Coronavirus - Le secteur agroalimentaire doit pouvoir continuer son activité (Fevia, Boerenbond, FWA)

"Nous souhaitons rassurer les consommateurs belges: nos entreprises alimentaires disposent des réserves nécessaires pour continuer à offrir suffisamment de produits alimentaires et de boissons pendant la crise du coronavirus. Nos entreprises s'y attèlent 24h sur 24 et 7 jours sur 7. Et ce en collaboration avec le secteur de l'agriculture et du commerce. En termes de sécurité alimentaire, il n'y a également aucune raison de s'inquiéter. Le coronavirus ne se transmet pas via l'alimentation, c'est ce qu'ont confirmé des organismes nationaux et internationaux", déclare Bart Buysse, CEO de Fevia, la fédération de l'industrie alimentaire belge.

"Toutefois, nous invitons les gouvernements fédéraux et régionaux a d'ores et déjà anticiper l'éventuel impact du coronavirus sur notre secteur", ajoute Sonja De Becker, présidente du Boerenbond, syndicat agricole flamand. "Nous demandons les mesures nécessaires pour garantir la disponibilité de la main-d'œuvre et préserver la libre circulation des produits agricoles et alimentaires. Les travaux dans les champs, l'approvisionnement et les services nécessaires à cet égard, la récolte, la collecte et la transformation des produits frais doivent être poursuivis afin de garantir l'approvisionnement alimentaire de manière optimale."

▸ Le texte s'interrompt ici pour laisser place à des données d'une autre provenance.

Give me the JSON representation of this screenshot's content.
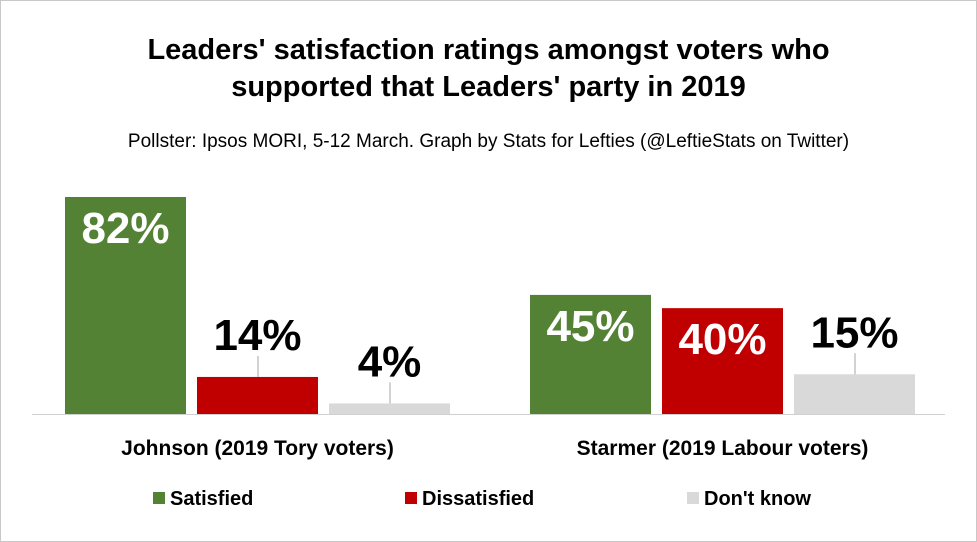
{
  "chart_data": {
    "type": "bar",
    "title_lines": [
      "Leaders' satisfaction ratings amongst voters who",
      "supported that Leaders' party in 2019"
    ],
    "subtitle": "Pollster: Ipsos MORI, 5-12 March. Graph by Stats for Lefties (@LeftieStats on Twitter)",
    "categories": [
      "Johnson (2019 Tory voters)",
      "Starmer (2019 Labour voters)"
    ],
    "series": [
      {
        "name": "Satisfied",
        "color": "#548235",
        "values": [
          82,
          45
        ],
        "labels": [
          "82%",
          "45%"
        ]
      },
      {
        "name": "Dissatisfied",
        "color": "#c00000",
        "values": [
          14,
          40
        ],
        "labels": [
          "14%",
          "40%"
        ]
      },
      {
        "name": "Don't know",
        "color": "#d9d9d9",
        "values": [
          4,
          15
        ],
        "labels": [
          "4%",
          "15%"
        ]
      }
    ],
    "ylim": [
      0,
      82
    ],
    "legend_position": "bottom",
    "grid": false
  }
}
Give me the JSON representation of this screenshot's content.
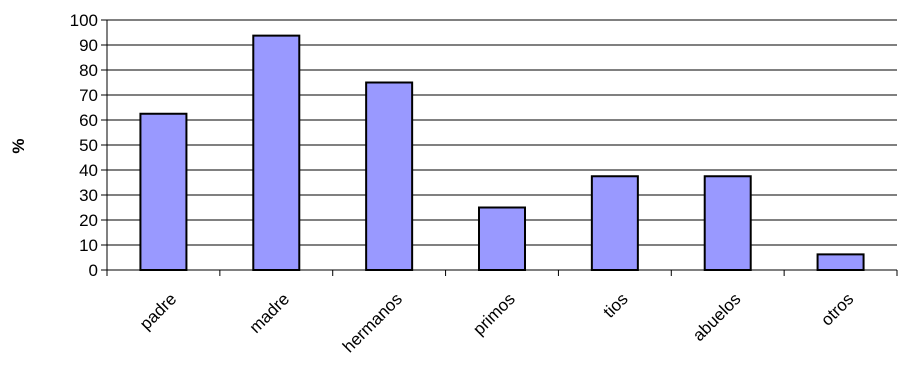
{
  "chart_data": {
    "type": "bar",
    "categories": [
      "padre",
      "madre",
      "hermanos",
      "primos",
      "tios",
      "abuelos",
      "otros"
    ],
    "values": [
      62.5,
      93.75,
      75,
      25,
      37.5,
      37.5,
      6.25
    ],
    "title": "",
    "xlabel": "",
    "ylabel": "%",
    "ylim": [
      0,
      100
    ],
    "yticks": [
      0,
      10,
      20,
      30,
      40,
      50,
      60,
      70,
      80,
      90,
      100
    ],
    "grid": true,
    "legend": "none",
    "bar_color": "#9999ff"
  }
}
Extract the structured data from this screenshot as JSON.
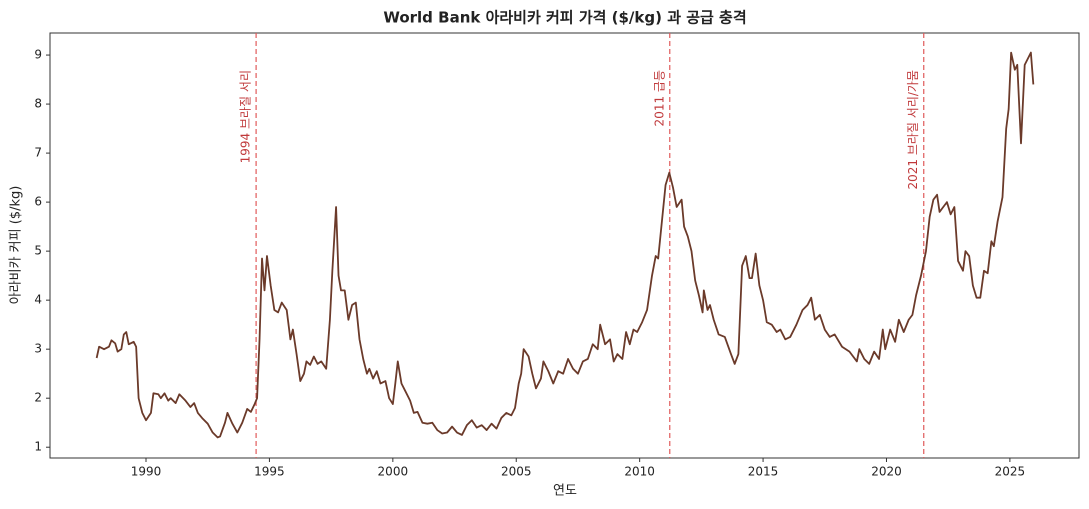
{
  "chart_data": {
    "type": "line",
    "title": "World Bank 아라비카 커피 가격 ($/kg) 과 공급 충격",
    "x_label": "연도",
    "y_label": "아라비카 커피 ($/kg)",
    "xlim": [
      1986.11,
      2027.8
    ],
    "ylim": [
      0.78,
      9.45
    ],
    "xticks": [
      1990,
      1995,
      2000,
      2005,
      2010,
      2015,
      2020,
      2025
    ],
    "yticks": [
      1,
      2,
      3,
      4,
      5,
      6,
      7,
      8,
      9
    ],
    "grid": false,
    "annotations": [
      {
        "x": 1994.46,
        "text": "1994 브라질 서리"
      },
      {
        "x": 2011.22,
        "text": "2011 급등"
      },
      {
        "x": 2021.51,
        "text": "2021 브라질 서리/가뭄"
      }
    ],
    "annotation_color": "#e05a5a",
    "series": [
      {
        "name": "아라비카 커피",
        "color": "#6b3a2a",
        "x": [
          1988.0,
          1988.1,
          1988.3,
          1988.5,
          1988.6,
          1988.75,
          1988.85,
          1989.0,
          1989.1,
          1989.2,
          1989.3,
          1989.5,
          1989.6,
          1989.7,
          1989.85,
          1990.0,
          1990.2,
          1990.3,
          1990.5,
          1990.6,
          1990.75,
          1990.9,
          1991.0,
          1991.2,
          1991.35,
          1991.6,
          1991.8,
          1991.95,
          1992.1,
          1992.3,
          1992.5,
          1992.7,
          1992.9,
          1993.0,
          1993.2,
          1993.3,
          1993.5,
          1993.7,
          1993.9,
          1994.1,
          1994.25,
          1994.4,
          1994.5,
          1994.6,
          1994.7,
          1994.8,
          1994.9,
          1995.05,
          1995.2,
          1995.35,
          1995.5,
          1995.7,
          1995.85,
          1995.95,
          1996.1,
          1996.25,
          1996.4,
          1996.5,
          1996.65,
          1996.8,
          1996.95,
          1997.1,
          1997.3,
          1997.45,
          1997.55,
          1997.7,
          1997.8,
          1997.9,
          1998.05,
          1998.2,
          1998.35,
          1998.5,
          1998.65,
          1998.8,
          1998.95,
          1999.05,
          1999.2,
          1999.35,
          1999.5,
          1999.7,
          1999.85,
          2000.0,
          2000.1,
          2000.2,
          2000.35,
          2000.5,
          2000.7,
          2000.85,
          2001.0,
          2001.2,
          2001.4,
          2001.6,
          2001.8,
          2002.0,
          2002.2,
          2002.4,
          2002.6,
          2002.8,
          2003.0,
          2003.2,
          2003.4,
          2003.6,
          2003.8,
          2004.0,
          2004.2,
          2004.4,
          2004.6,
          2004.8,
          2004.95,
          2005.1,
          2005.2,
          2005.3,
          2005.5,
          2005.65,
          2005.8,
          2006.0,
          2006.1,
          2006.3,
          2006.5,
          2006.7,
          2006.9,
          2007.1,
          2007.3,
          2007.5,
          2007.7,
          2007.9,
          2008.1,
          2008.3,
          2008.4,
          2008.6,
          2008.8,
          2008.95,
          2009.1,
          2009.3,
          2009.45,
          2009.6,
          2009.75,
          2009.9,
          2010.1,
          2010.3,
          2010.5,
          2010.65,
          2010.75,
          2010.9,
          2011.05,
          2011.2,
          2011.35,
          2011.5,
          2011.7,
          2011.8,
          2011.95,
          2012.1,
          2012.25,
          2012.4,
          2012.55,
          2012.6,
          2012.75,
          2012.85,
          2013.0,
          2013.2,
          2013.45,
          2013.7,
          2013.85,
          2014.0,
          2014.15,
          2014.3,
          2014.45,
          2014.55,
          2014.7,
          2014.85,
          2015.0,
          2015.15,
          2015.35,
          2015.55,
          2015.7,
          2015.9,
          2016.1,
          2016.35,
          2016.6,
          2016.8,
          2016.95,
          2017.1,
          2017.3,
          2017.5,
          2017.7,
          2017.9,
          2018.2,
          2018.5,
          2018.8,
          2018.9,
          2019.1,
          2019.3,
          2019.5,
          2019.7,
          2019.85,
          2019.95,
          2020.15,
          2020.35,
          2020.5,
          2020.7,
          2020.9,
          2021.05,
          2021.2,
          2021.4,
          2021.6,
          2021.75,
          2021.9,
          2022.05,
          2022.15,
          2022.3,
          2022.45,
          2022.6,
          2022.75,
          2022.9,
          2023.1,
          2023.2,
          2023.35,
          2023.5,
          2023.65,
          2023.8,
          2023.95,
          2024.1,
          2024.25,
          2024.35,
          2024.5,
          2024.7,
          2024.85,
          2024.95,
          2025.05,
          2025.2,
          2025.3,
          2025.45,
          2025.6,
          2025.85,
          2025.95
        ],
        "values": [
          2.82,
          3.05,
          3.0,
          3.05,
          3.18,
          3.12,
          2.95,
          3.0,
          3.3,
          3.35,
          3.1,
          3.15,
          3.05,
          2.0,
          1.7,
          1.55,
          1.7,
          2.1,
          2.08,
          2.0,
          2.1,
          1.95,
          2.0,
          1.9,
          2.08,
          1.95,
          1.82,
          1.9,
          1.7,
          1.58,
          1.48,
          1.3,
          1.2,
          1.22,
          1.5,
          1.7,
          1.48,
          1.3,
          1.5,
          1.78,
          1.72,
          1.88,
          2.0,
          3.2,
          4.85,
          4.2,
          4.9,
          4.3,
          3.8,
          3.75,
          3.95,
          3.8,
          3.2,
          3.4,
          2.9,
          2.35,
          2.5,
          2.75,
          2.68,
          2.85,
          2.7,
          2.75,
          2.6,
          3.6,
          4.6,
          5.9,
          4.5,
          4.2,
          4.2,
          3.6,
          3.9,
          3.95,
          3.2,
          2.8,
          2.5,
          2.6,
          2.4,
          2.55,
          2.3,
          2.35,
          2.0,
          1.88,
          2.3,
          2.75,
          2.3,
          2.15,
          1.95,
          1.7,
          1.72,
          1.5,
          1.48,
          1.5,
          1.35,
          1.28,
          1.3,
          1.42,
          1.3,
          1.25,
          1.45,
          1.55,
          1.4,
          1.45,
          1.35,
          1.48,
          1.38,
          1.6,
          1.7,
          1.65,
          1.8,
          2.3,
          2.5,
          3.0,
          2.85,
          2.5,
          2.2,
          2.4,
          2.75,
          2.55,
          2.3,
          2.55,
          2.5,
          2.8,
          2.6,
          2.5,
          2.75,
          2.8,
          3.1,
          3.0,
          3.5,
          3.1,
          3.2,
          2.75,
          2.9,
          2.8,
          3.35,
          3.1,
          3.4,
          3.35,
          3.55,
          3.8,
          4.5,
          4.9,
          4.85,
          5.6,
          6.35,
          6.6,
          6.3,
          5.9,
          6.05,
          5.5,
          5.3,
          5.0,
          4.4,
          4.1,
          3.75,
          4.2,
          3.8,
          3.9,
          3.6,
          3.3,
          3.25,
          2.9,
          2.7,
          2.9,
          4.7,
          4.9,
          4.45,
          4.45,
          4.95,
          4.3,
          4.0,
          3.55,
          3.5,
          3.35,
          3.4,
          3.2,
          3.25,
          3.5,
          3.8,
          3.9,
          4.05,
          3.6,
          3.7,
          3.4,
          3.25,
          3.3,
          3.05,
          2.95,
          2.75,
          3.0,
          2.8,
          2.7,
          2.95,
          2.8,
          3.4,
          3.0,
          3.4,
          3.15,
          3.6,
          3.35,
          3.6,
          3.7,
          4.1,
          4.5,
          5.0,
          5.7,
          6.05,
          6.15,
          5.8,
          5.9,
          6.0,
          5.75,
          5.9,
          4.8,
          4.6,
          5.0,
          4.9,
          4.3,
          4.05,
          4.05,
          4.6,
          4.55,
          5.2,
          5.1,
          5.6,
          6.1,
          7.5,
          7.9,
          9.05,
          8.7,
          8.8,
          7.2,
          8.8,
          9.05,
          8.4
        ]
      }
    ]
  }
}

Fevia, le Boerenbond et la FWA (Fédération wallonne de l'agriculture) ont transmis aux différents gouvernements leurs priorités en vue d'un plan de continuité et demandent de porter une attention particulière aux défis suivants à court terme: "les entreprises agroalimentaires doivent pouvoir compter sur suffisamment de travailleurs dans la production. Tout comme pour le personnel soignant, nous devons aussi garantir aux travailleurs de la chaine agroalimentaire l'accueil d'urgence pour leurs enfants dans les écoles". Ensuite, "tant pour le transport de matières premières et de produits alimentaires que pour la libre circulation des travailleurs étrangers, il est important de garder les frontières ouvertes". Et la chaîne agroalimentaire de conclure: "nous devons pouvoir combler l'éventuelle pénurie de main-d'œuvre dans ces secteurs en faisant appel aux travailleurs disponibles, par exemple aux travailleurs d'autres entreprises en chômage temporaire ou aux étudiants. Bien évidemment, cela se limiterait aux tâches nécessitant des connaissances préalables limitées.